Even if you make it run with all the essential things working decently - what will the car be worth? Over here in Germany almost nobody would buy a car like that because the biannual road worthy inspection will be a real pain. My car just passed that without any problem except for a lighter wallet - 153 € (165 $).
that is not the fuel pump relay, you're looking for a rectangle 7 pin up under the far left side of the dash, two yellow and black wires feed out power to the FP and pcm. p/n MPE AR726SB
the fuel pressure regulator or return line are having issues, i find it hard to believe a pump could deliver so much volume the regulator can't return all extra down to a nominal value.
in tank hose was one issue for sure, 5 psi and bleeding back to zero meant it was leaking back into the tank.
Ran into a similar issue recently. Turns out it was a fuseable link.
Probably too late to help, but it's a possible thing.
Tire is not a Maypop it's a Willflat.
How about those italion tires. Daygo through rain, Daygo through mud and when dago flat dago Wop Wop Wop.
An exercise in futility 🎉
Granted, I am the first person to admit that I only know enough about fuel injection to be a little bit dangerous (and I say a little bit because I have a natural hesitation when it come tearing into things of the computer controlled variety; otherwise, I’d be full blown dangerous) but I thought FI fuel pumps had to be “pressure matched” to the system they are going onto? I once installed a fuel pump from (I believe) a Mazda onto my e36 BMW thinking “close enough”. While the car started up cold and ran fine with the Mazda pump, if you shut it off for a short period of time (such as a gas fill up), the car had to crank and crank to restart. After procuring and installing the correct replacement pump, the car runs and starts perfectly again. I learned another lesson; from that point on, I only use good quality, name brand fuel pumps that are the correct application for the specific vehicle. While I am no parts snob and I am perfectly happy to cheap out and use those eBay and Amazon Chinese Parts in the plain white boxes that everyone ‘loves to hate’ for things that are easy to replace and that won’t leave me stranded on the side of the road at 1:00 AM in the middle of nowhere, things like fuel pumps and ignition parts are just not worth skimping on.
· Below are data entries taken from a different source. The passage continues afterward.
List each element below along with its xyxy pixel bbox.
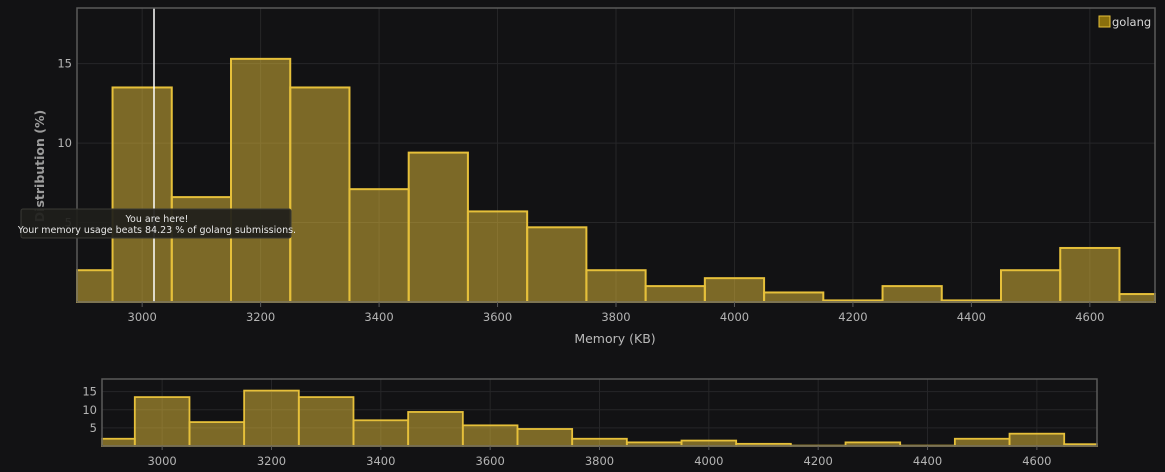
histogram-bar (1000, 269, 1062, 303)
navigator-bars (101, 389, 1098, 447)
you-are-here-tooltip: You are here! Your memory usage beats 84… (17, 208, 296, 239)
x-tick-label: 3600 (476, 454, 505, 468)
navigator-x-ticks: 3000 3200 3400 3600 3800 4000 4200 4400 4600 (147, 446, 1052, 468)
histogram-bar (133, 396, 191, 447)
histogram-bar (680, 439, 738, 447)
x-tick-label: 4200 (838, 310, 867, 324)
histogram-bar (289, 86, 351, 303)
x-tick-label: 3400 (366, 454, 395, 468)
y-tick-label: 15 (57, 57, 72, 71)
tooltip-text: Your memory usage beats 84.23 % of golan… (17, 225, 296, 236)
histogram-bar (763, 291, 825, 304)
y-tick-label: 10 (57, 136, 72, 150)
histogram-bar (526, 226, 588, 303)
x-tick-label: 3000 (128, 310, 157, 324)
main-x-ticks: 3000 3200 3400 3600 3800 4000 4200 4400 4600 (128, 302, 1104, 324)
histogram-bar (953, 437, 1011, 447)
histogram-bar (230, 57, 292, 304)
navigator-histogram[interactable]: 3000 3200 3400 3600 3800 4000 4200 4400 4600 5 10… (82, 378, 1098, 468)
y-tick-label: 15 (82, 385, 97, 399)
histogram-bar (466, 210, 529, 303)
x-tick-label: 3800 (585, 454, 614, 468)
x-tick-label: 3200 (246, 310, 275, 324)
x-tick-label: 4000 (720, 310, 749, 324)
histogram-bar (111, 86, 173, 303)
histogram-bar (881, 285, 943, 303)
histogram-bar (188, 421, 246, 447)
x-tick-label: 3600 (483, 310, 512, 324)
histogram-bar (101, 437, 136, 447)
histogram-bar (644, 285, 706, 303)
histogram-bar (1059, 246, 1121, 304)
x-tick-label: 3800 (601, 310, 630, 324)
x-tick-label: 4000 (694, 454, 723, 468)
x-tick-label: 3000 (147, 454, 176, 468)
histogram-bar (348, 188, 410, 304)
legend-label-golang: golang (1112, 15, 1151, 29)
histogram-bar (76, 269, 114, 303)
x-tick-label: 4400 (957, 310, 986, 324)
tooltip-box (20, 208, 292, 239)
x-tick-label: 4600 (1075, 310, 1104, 324)
x-tick-label: 4600 (1022, 454, 1051, 468)
histogram-bar (407, 151, 469, 303)
histogram-bar (571, 437, 628, 447)
histogram-bar (352, 419, 410, 447)
y-axis-label: Distribution (%) (32, 110, 47, 222)
x-axis-label: Memory (KB) (574, 331, 655, 346)
x-tick-label: 3400 (364, 310, 393, 324)
histogram-bar (1008, 432, 1066, 447)
x-tick-label: 3200 (257, 454, 286, 468)
histogram-bar (1118, 293, 1157, 303)
legend[interactable]: golang (1098, 15, 1151, 29)
navigator-y-ticks: 5 10 15 (82, 385, 97, 435)
histogram-bar (243, 389, 300, 447)
histogram-bar (407, 411, 464, 447)
histogram-bar (461, 424, 519, 447)
x-tick-label: 4200 (804, 454, 833, 468)
histogram-bar (585, 269, 647, 303)
histogram-bar (703, 277, 766, 304)
legend-swatch-golang (1098, 15, 1111, 28)
y-tick-label: 5 (90, 421, 97, 435)
main-bars[interactable] (76, 57, 1157, 304)
histogram-bar (516, 428, 574, 447)
tooltip-title: You are here! (125, 214, 189, 225)
histogram-bar (297, 396, 355, 447)
y-tick-label: 10 (82, 403, 97, 417)
x-tick-label: 4400 (913, 454, 942, 468)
It’s a 1 grit flap wheel lol
Why would you add a high performance fuel pump to a stock car ?
Step up to a Civic lol.
I’ve watched your videos for some time and this problem is repeated over and over. There is a certain amount of testing that needs to be done before throwing parts at a car. One red flag is the tank is building pressure with just the vapors, there is a problem with the system not venting. Plus seeing that much pressure and not holding, Some where the is a restriction which more than likely caused the old pump to give up and there possibly is a leak within the system for it not to hold pressure. Putting in a high flow pump is not necessary. You’re not running a boosted engine which requires more fuel.